Econometrics: Methods and Applications Erasmus University Rotterdam https://www.coursera.org/learn/erasmus-econometrics/home/welcome
Dataset TrainExer13 contains the winning times (W) of the Olympic 100-meter finals (for men) from 1948 to 2004.
The calendar years 1948-2004 are transformed to games (G) 1-15 to simplify computations. A simple regression model for the trend in winning times is $W_i=\alpha + \beta G_i + \epsilon_i$
(a) Compute $\alpha$ and $\beta$, and determine the values of $R^2$ and $s$
(b) Are you confident on the predictive ability of this model? Motivate your answer.
(c) What prediction do you get for 2008, 2012, and 2016? Compare your predictions with the actual winning times.
import numpy as np
import pandas as pd
from sklearn.linear_model import LinearRegression
import matplotlib.pyplot as plt
https://pandas.pydata.org/docs/reference/api/pandas.read_csv.html
https://pandas.pydata.org/docs/getting_started/intro_tutorials/03_subset_data.html
https://numpy.org/doc/stable/reference/generated/numpy.reshape.html
https://scikit-learn.org/stable/modules/generated/sklearn.linear_model.LinearRegression.html
TrainExer13 = pd.read_csv('TrainExer13.txt', sep='\t', header=0, names=['G', 'T'], index_col=1)
TrainExer13
G | T | |
---|---|---|
1948 | 1 | 10.30 |
1952 | 2 | 10.40 |
1956 | 3 | 10.50 |
1960 | 4 | 10.20 |
1964 | 5 | 10.00 |
1968 | 6 | 9.95 |
1972 | 7 | 10.14 |
1976 | 8 | 10.06 |
1980 | 9 | 10.25 |
1984 | 10 | 9.99 |
1988 | 11 | 9.92 |
1992 | 12 | 9.96 |
1996 | 13 | 9.84 |
2000 | 14 | 9.87 |
2004 | 15 | 9.85 |
X = pd.Series.to_numpy(TrainExer13['G']).reshape((-1, 1))

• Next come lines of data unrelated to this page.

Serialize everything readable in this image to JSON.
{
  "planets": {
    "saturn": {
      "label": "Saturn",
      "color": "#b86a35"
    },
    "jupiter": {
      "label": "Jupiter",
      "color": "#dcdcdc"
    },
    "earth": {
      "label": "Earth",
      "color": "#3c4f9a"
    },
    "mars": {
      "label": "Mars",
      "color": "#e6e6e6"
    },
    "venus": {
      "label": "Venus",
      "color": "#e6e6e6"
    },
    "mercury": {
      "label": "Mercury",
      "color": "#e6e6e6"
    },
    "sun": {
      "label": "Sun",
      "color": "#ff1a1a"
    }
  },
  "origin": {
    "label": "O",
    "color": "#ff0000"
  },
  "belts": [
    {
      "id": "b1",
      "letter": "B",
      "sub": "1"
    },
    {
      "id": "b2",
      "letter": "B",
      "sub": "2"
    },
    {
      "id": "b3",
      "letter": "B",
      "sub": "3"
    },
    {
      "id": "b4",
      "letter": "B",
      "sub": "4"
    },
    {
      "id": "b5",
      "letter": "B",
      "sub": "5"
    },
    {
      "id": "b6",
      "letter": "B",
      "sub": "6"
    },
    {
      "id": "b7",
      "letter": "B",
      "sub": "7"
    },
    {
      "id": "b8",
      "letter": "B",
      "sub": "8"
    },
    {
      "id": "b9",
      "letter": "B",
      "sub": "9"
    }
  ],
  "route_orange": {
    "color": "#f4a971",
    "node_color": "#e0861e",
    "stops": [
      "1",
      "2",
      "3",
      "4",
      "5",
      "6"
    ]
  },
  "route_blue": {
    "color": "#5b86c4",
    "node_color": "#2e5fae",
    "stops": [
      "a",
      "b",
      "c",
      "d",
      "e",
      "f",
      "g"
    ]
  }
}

y = pd.Series.to_numpy(TrainExer13['T'])
model = LinearRegression().fit(X, y)
model.intercept_
10.386000000000001
model.coef_
array([-0.038])
plt.scatter(X,y)
plt.plot(X, model.predict(X))
plt.xlabel('Game G')
plt.ylabel('Winng time W (s)')
plt.title('Winning times (W) of the Olympic 100-meter finals (for men) from 1948 to 2004')

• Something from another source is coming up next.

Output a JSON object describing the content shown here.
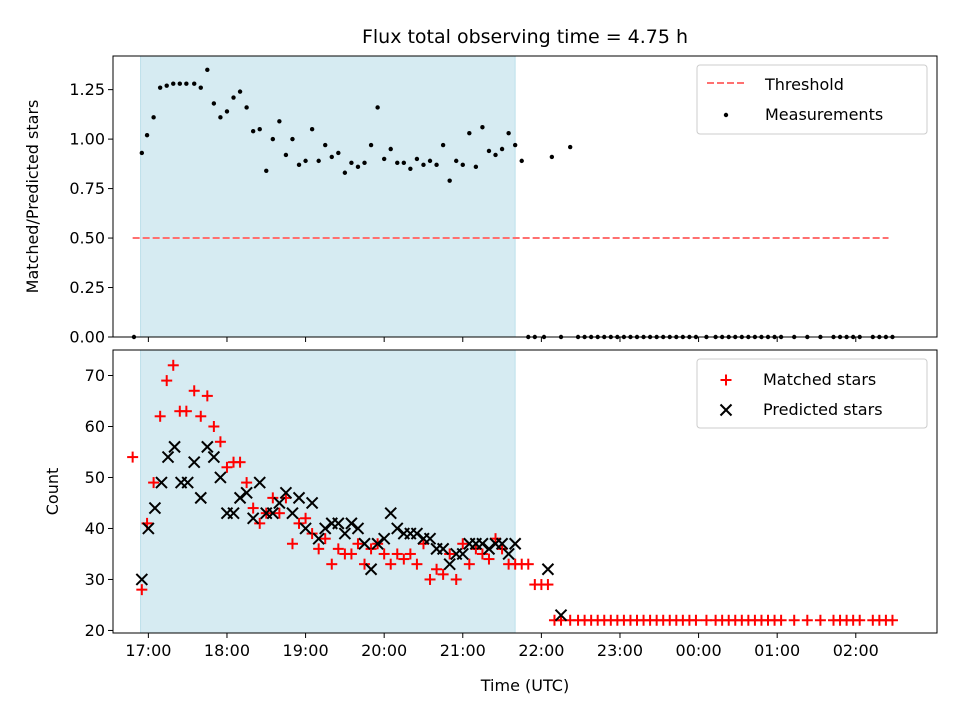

Text(0.5, 1.0, 'Winning times (W) of the Olympic 100-meter finals (for men) from 1948 to 2004')
residuals = y - model.predict(X)
s = np.sum(np.square(residuals)) / (y.size - 2)
s
0.015086153846153952
r_sq = model.score(X, y)
r_sq
0.6733728599027362
model.predict(np.array([16,]).reshape((-1,1)))
array([9.778])
model.predict(np.array([17,]).reshape((-1,1)))
array([9.74])
model.predict(np.array([18,]).reshape((-1,1)))
array([9.702])
https://olympics.com/en/olympic-games/olympic-results
Olympic Games Beijing 2008: 9.890 https://olympics.com/en/olympic-games/beijing-2008/results/athletics/100m-men
Olympic Games London 2012: 9.630 https://olympics.com/en/olympic-games/london-2012/results/athletics/100m-men
Olympic Games Rio 2016: 9.810 https://olympics.com/en/olympic-games/rio-2016/results/athletics/100m-men
print("Residual for 2008 prediction is " + str(9.890 - 9.778))
Residual for 2008 prediction is 0.1120000000000001
print("Residual for 2008 prediction is " + str(9.630 - 9.74))

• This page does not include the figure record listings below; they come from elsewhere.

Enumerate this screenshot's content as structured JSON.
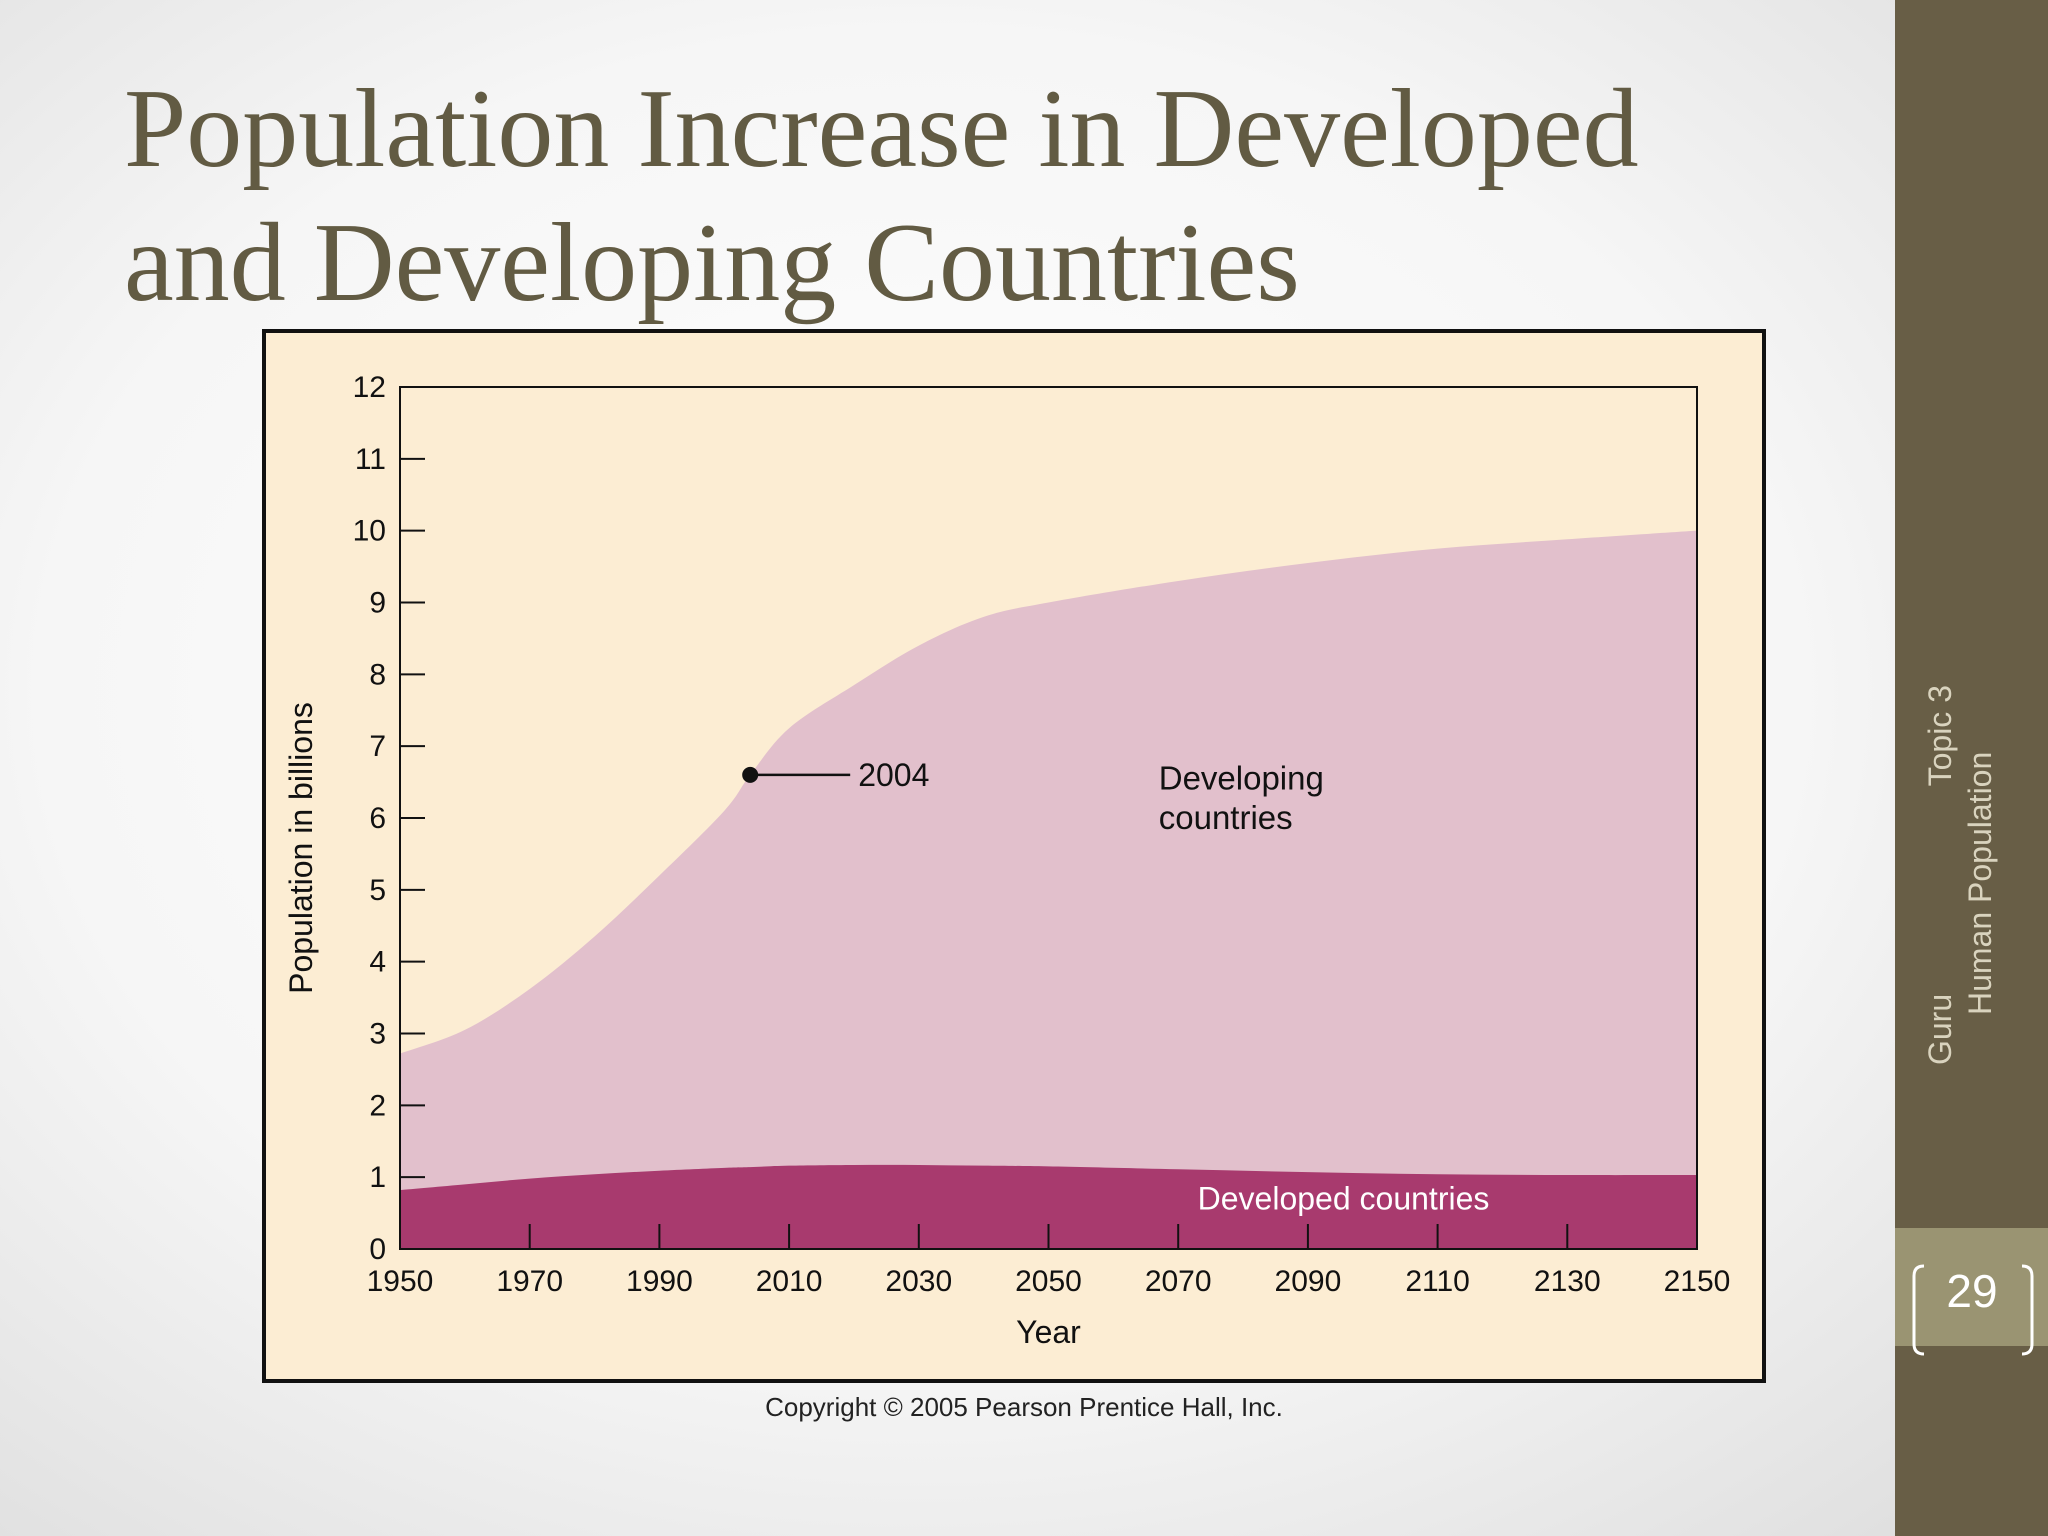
{
  "slide": {
    "title": "Population Increase in Developed and Developing Countries",
    "page_number": "29",
    "sidebar_line1_left": "Topic 3",
    "sidebar_line1_right": "Guru",
    "sidebar_line2": "Human Population",
    "copyright": "Copyright © 2005 Pearson Prentice Hall, Inc."
  },
  "colors": {
    "title": "#625b43",
    "sidebar": "#685e46",
    "sidebar_accent": "#9a9472",
    "chart_background": "#fcedd3",
    "developing_fill": "#e2c0cc",
    "developed_fill": "#a83a6e"
  },
  "chart_data": {
    "type": "area",
    "title": "",
    "xlabel": "Year",
    "ylabel": "Population in billions",
    "xlim": [
      1950,
      2150
    ],
    "ylim": [
      0,
      12
    ],
    "x_ticks": [
      1950,
      1970,
      1990,
      2010,
      2030,
      2050,
      2070,
      2090,
      2110,
      2130,
      2150
    ],
    "y_ticks": [
      0,
      1,
      2,
      3,
      4,
      5,
      6,
      7,
      8,
      9,
      10,
      11,
      12
    ],
    "grid": false,
    "stacked": true,
    "x": [
      1950,
      1960,
      1970,
      1980,
      1990,
      2000,
      2004,
      2010,
      2020,
      2030,
      2040,
      2050,
      2070,
      2090,
      2110,
      2130,
      2150
    ],
    "series": [
      {
        "name": "Developed countries",
        "values": [
          0.82,
          0.9,
          0.98,
          1.04,
          1.09,
          1.13,
          1.14,
          1.16,
          1.17,
          1.17,
          1.16,
          1.15,
          1.11,
          1.07,
          1.04,
          1.03,
          1.03
        ]
      },
      {
        "name": "Developing countries",
        "total": [
          2.72,
          3.05,
          3.62,
          4.35,
          5.2,
          6.1,
          6.6,
          7.25,
          7.85,
          8.4,
          8.8,
          9.0,
          9.3,
          9.55,
          9.75,
          9.88,
          10.0
        ]
      }
    ],
    "annotations": [
      {
        "text": "2004",
        "x": 2004,
        "y": 6.6
      }
    ]
  }
}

Residual for 2008 prediction is -0.10999999999999943
print("Residual for 2008 prediction is " + str(9.810 - 9.702))
Residual for 2008 prediction is 0.10800000000000054
Any model of a quantity that cannot be negative, such as duration of 100m race, will eventually break down. But beyond this a priori limited domain, one weakness of this model is that despite residuals being equally spread between positive and negative, the absolute size of the residuals is decreasing as G increases: there are large residuals for lower $G$, and small residuals for higher $G$. This is a symptom of a bad model.